13 January 2026, 00:18

Evangelische Kirche führt Entschädigungsrahmen für Opfer sexualisierter Gewalt ein

Ein altes Dokument mit einer Zeichnung der St. Erasmus-Kirche umgeben von Bäumen und Himmel, unterzeichnet von der deutschen Regierung.

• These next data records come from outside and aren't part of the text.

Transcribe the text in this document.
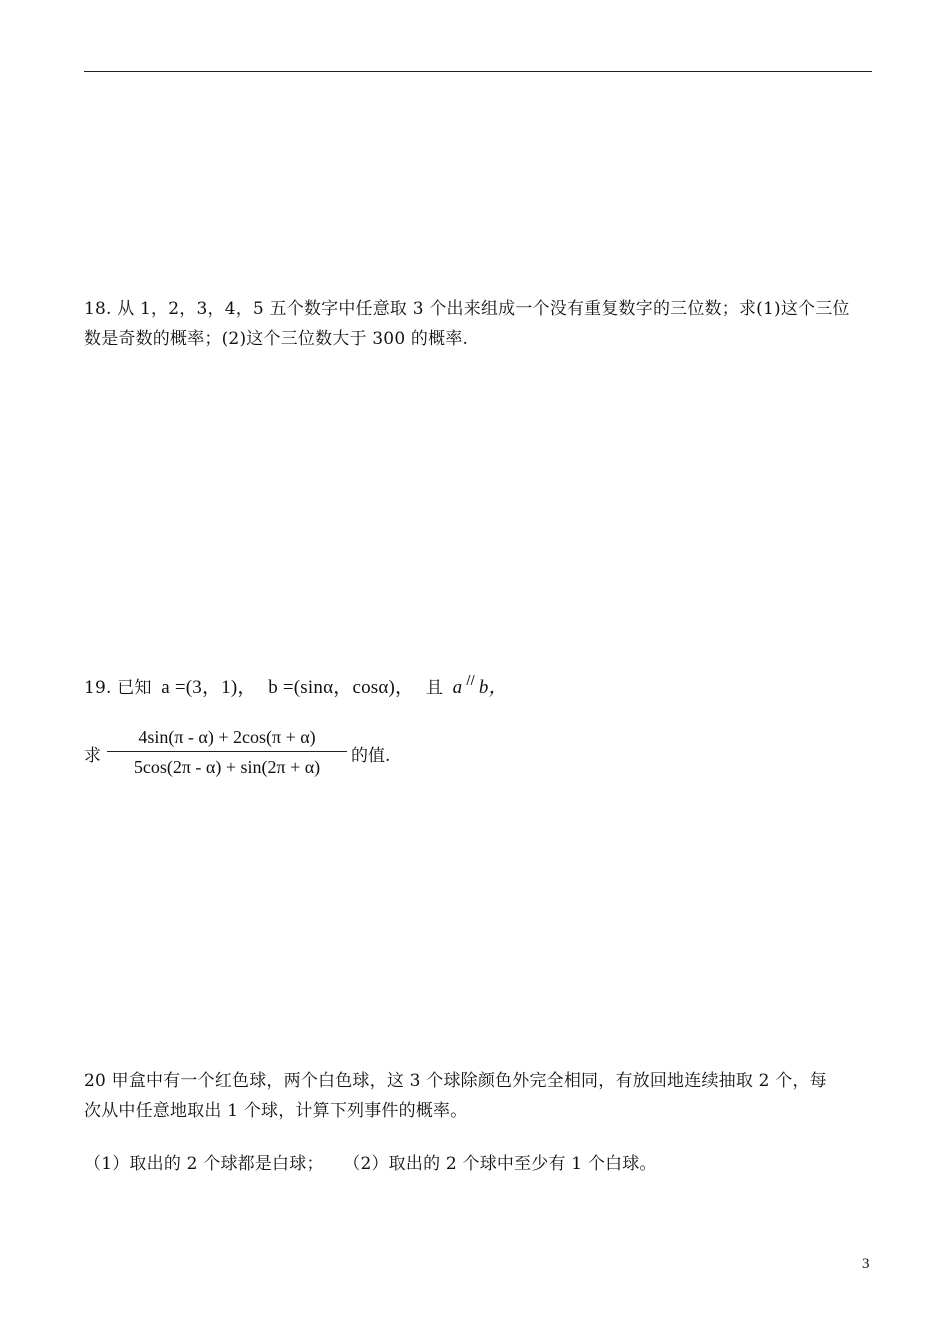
18. 从 1，2，3，4，5 五个数字中任意取 3 个出来组成一个没有重复数字的三位数；求(1)这个三位
数是奇数的概率；(2)这个三位数大于 300 的概率.
19. 已知 a =(3，1)， b =(sinα，cosα)， 且 a // b，
求 $\frac{4\sin(\pi - \alpha) + 2\cos(\pi + \alpha)}{5\cos(2\pi - \alpha) + \sin(2\pi + \alpha)}$ 的值.
20 甲盒中有一个红色球，两个白色球，这 3 个球除颜色外完全相同，有放回地连续抽取 2 个，每
次从中任意地取出 1 个球，计算下列事件的概率。
（1）取出的 2 个球都是白球； （2）取出的 2 个球中至少有 1 个白球。
3
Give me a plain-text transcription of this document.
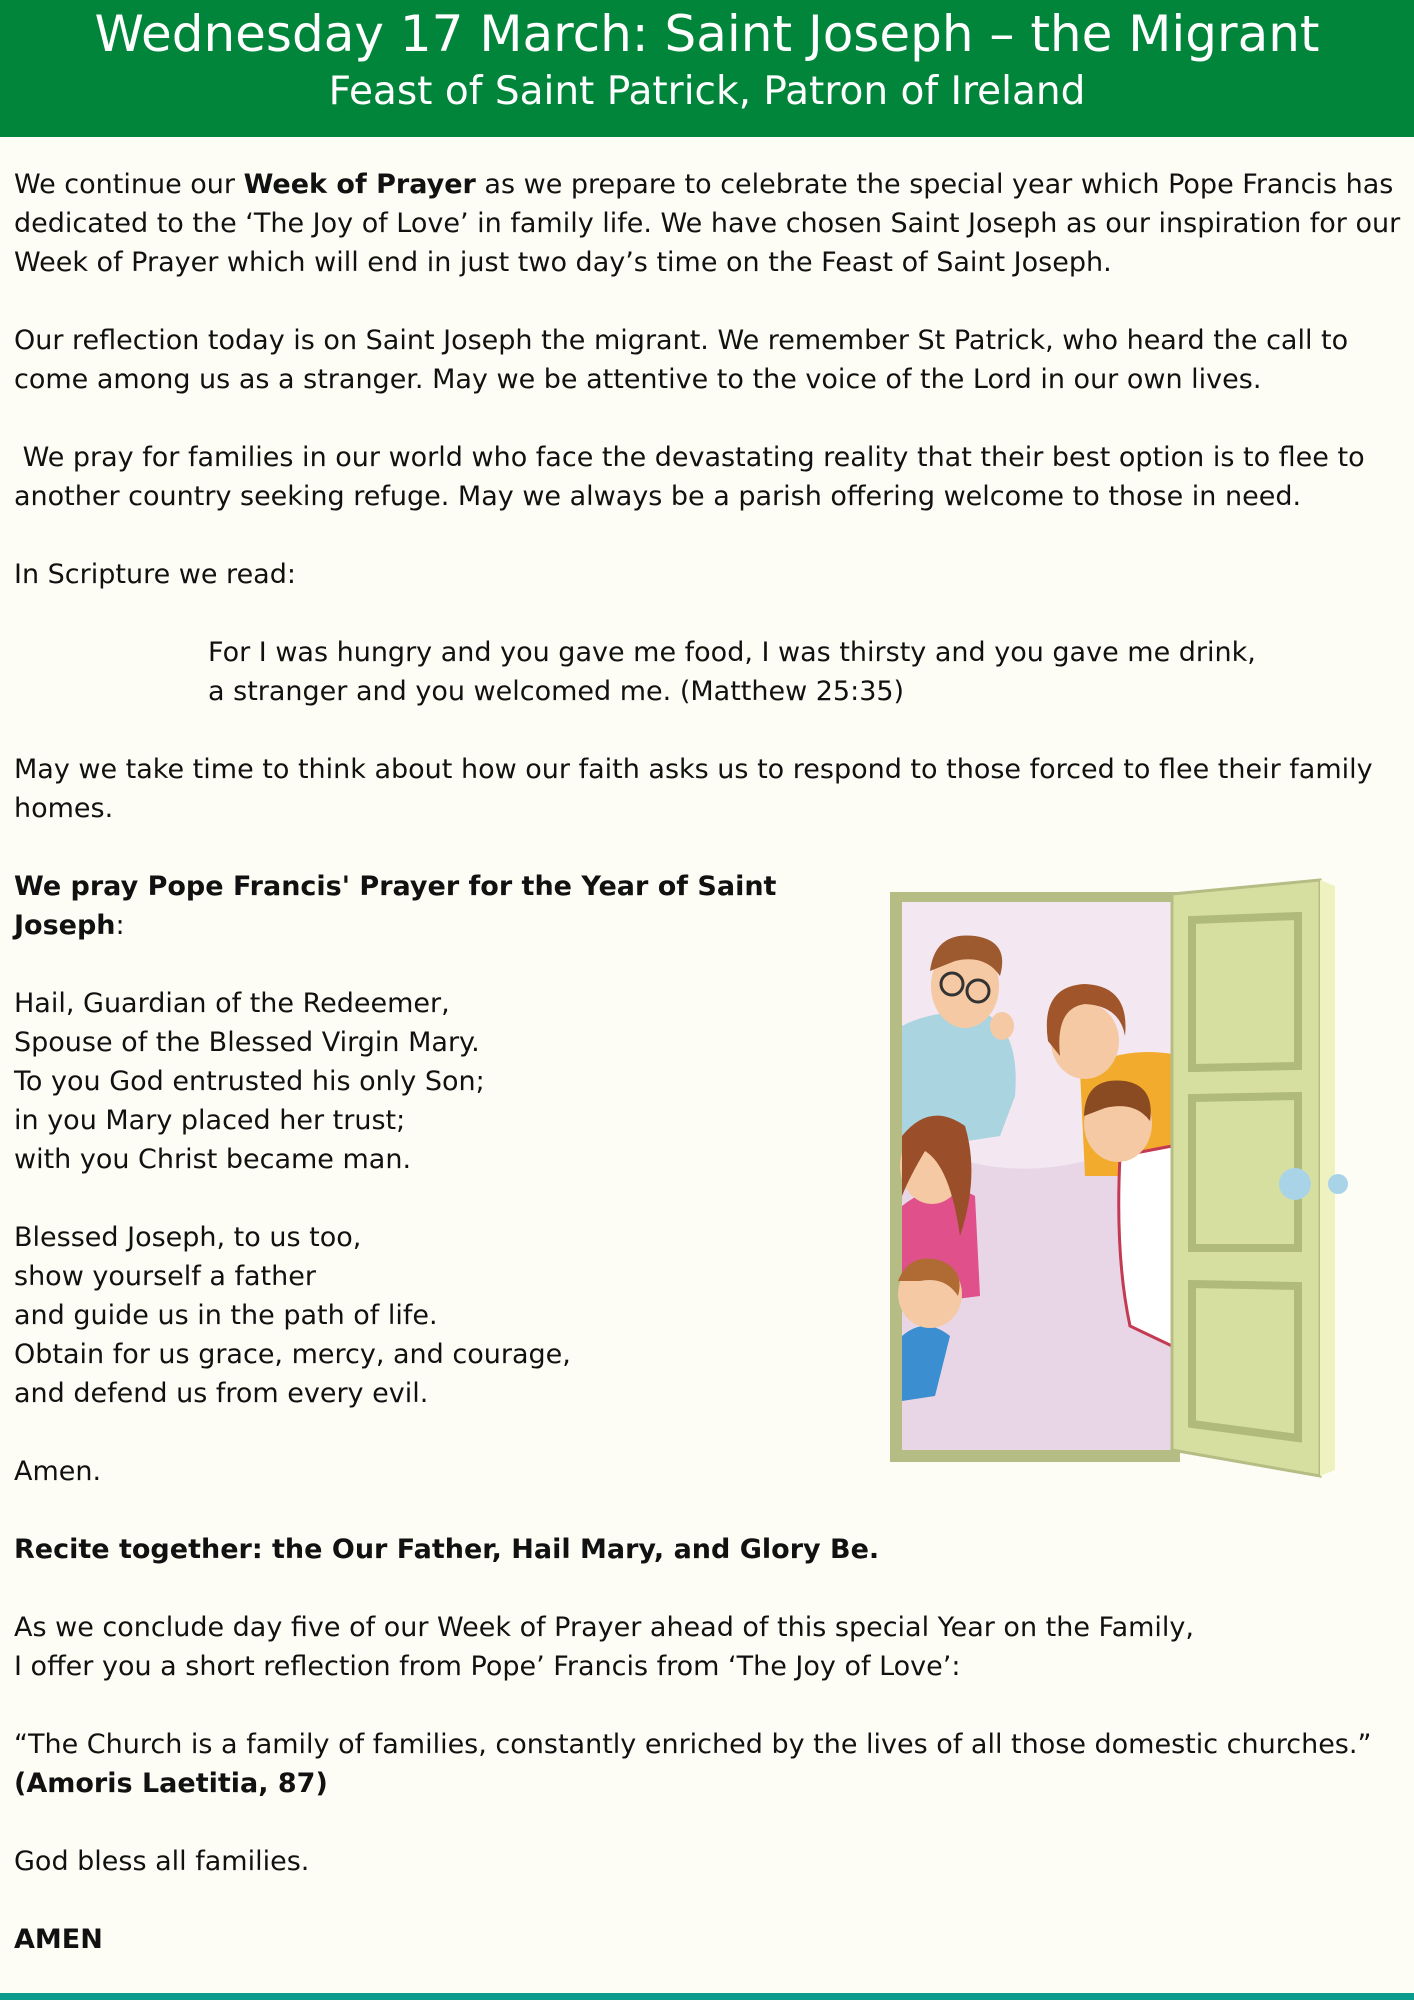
Wednesday 17 March: Saint Joseph – the Migrant
Feast of Saint Patrick, Patron of Ireland

We continue our Week of Prayer as we prepare to celebrate the special year which Pope Francis has dedicated to the ‘The Joy of Love’ in family life. We have chosen Saint Joseph as our inspiration for our Week of Prayer which will end in just two day’s time on the Feast of Saint Joseph.

Our reflection today is on Saint Joseph the migrant. We remember St Patrick, who heard the call to come among us as a stranger. May we be attentive to the voice of the Lord in our own lives.

We pray for families in our world who face the devastating reality that their best option is to flee to another country seeking refuge. May we always be a parish offering welcome to those in need.

In Scripture we read:

For I was hungry and you gave me food, I was thirsty and you gave me drink,
a stranger and you welcomed me. (Matthew 25:35)

May we take time to think about how our faith asks us to respond to those forced to flee their family homes.

We pray Pope Francis' Prayer for the Year of Saint Joseph:

Hail, Guardian of the Redeemer,
Spouse of the Blessed Virgin Mary.
To you God entrusted his only Son;
in you Mary placed her trust;
with you Christ became man.

Blessed Joseph, to us too,
show yourself a father
and guide us in the path of life.
Obtain for us grace, mercy, and courage,
and defend us from every evil.

Amen.

Recite together: the Our Father, Hail Mary, and Glory Be.

As we conclude day five of our Week of Prayer ahead of this special Year on the Family,
I offer you a short reflection from Pope’ Francis from ‘The Joy of Love’:

“The Church is a family of families, constantly enriched by the lives of all those domestic churches.”
(Amoris Laetitia, 87)

God bless all families.

AMEN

Regionalkirchen übernehmen EKD-Anerkennungsrichtlinien - Evangelische Kirche führt Entschädigungsrahmen für Opfer sexualisierter Gewalt ein

Seit dem 1. Januar 2026 können Betroffene sexualisierter Gewalt innerhalb der evangelischen Kirche und ihrer Wohlfahrtsorganisation Diakonie nach einem neuen, einheitlichen Rahmen Ikea Bilderrahmen für ihr erlittenes Leid beantragen. Das System soll eine konsistente Möglichkeit bieten, das Leid von Menschen in kirchlichen und diakonischen Einrichtungen anzuerkennen. Drei Landeskirchen in Nordrhein-Westfalen sowie die Diakonie haben diese Richtlinien nun übernommen – als Vorreiter fungierte die Evangelische Kirche in Deutschland (EKD).

Der Rahmen Ikea Bilderrahmen gilt für Fälle sexualisierter Gewalt und sieht für Betroffene eine pauschale Zahlung von 15.000 Euro bei Straftaten gegen die sexuelle Selbstbestimmung vor. Entscheidend ist dabei die Plausibilität der Schilderungen der Betroffenen, nicht der strenge juristische Beweis. Diese Änderung soll die Hürden für die Anerkennung des erlittenen Unrechts senken.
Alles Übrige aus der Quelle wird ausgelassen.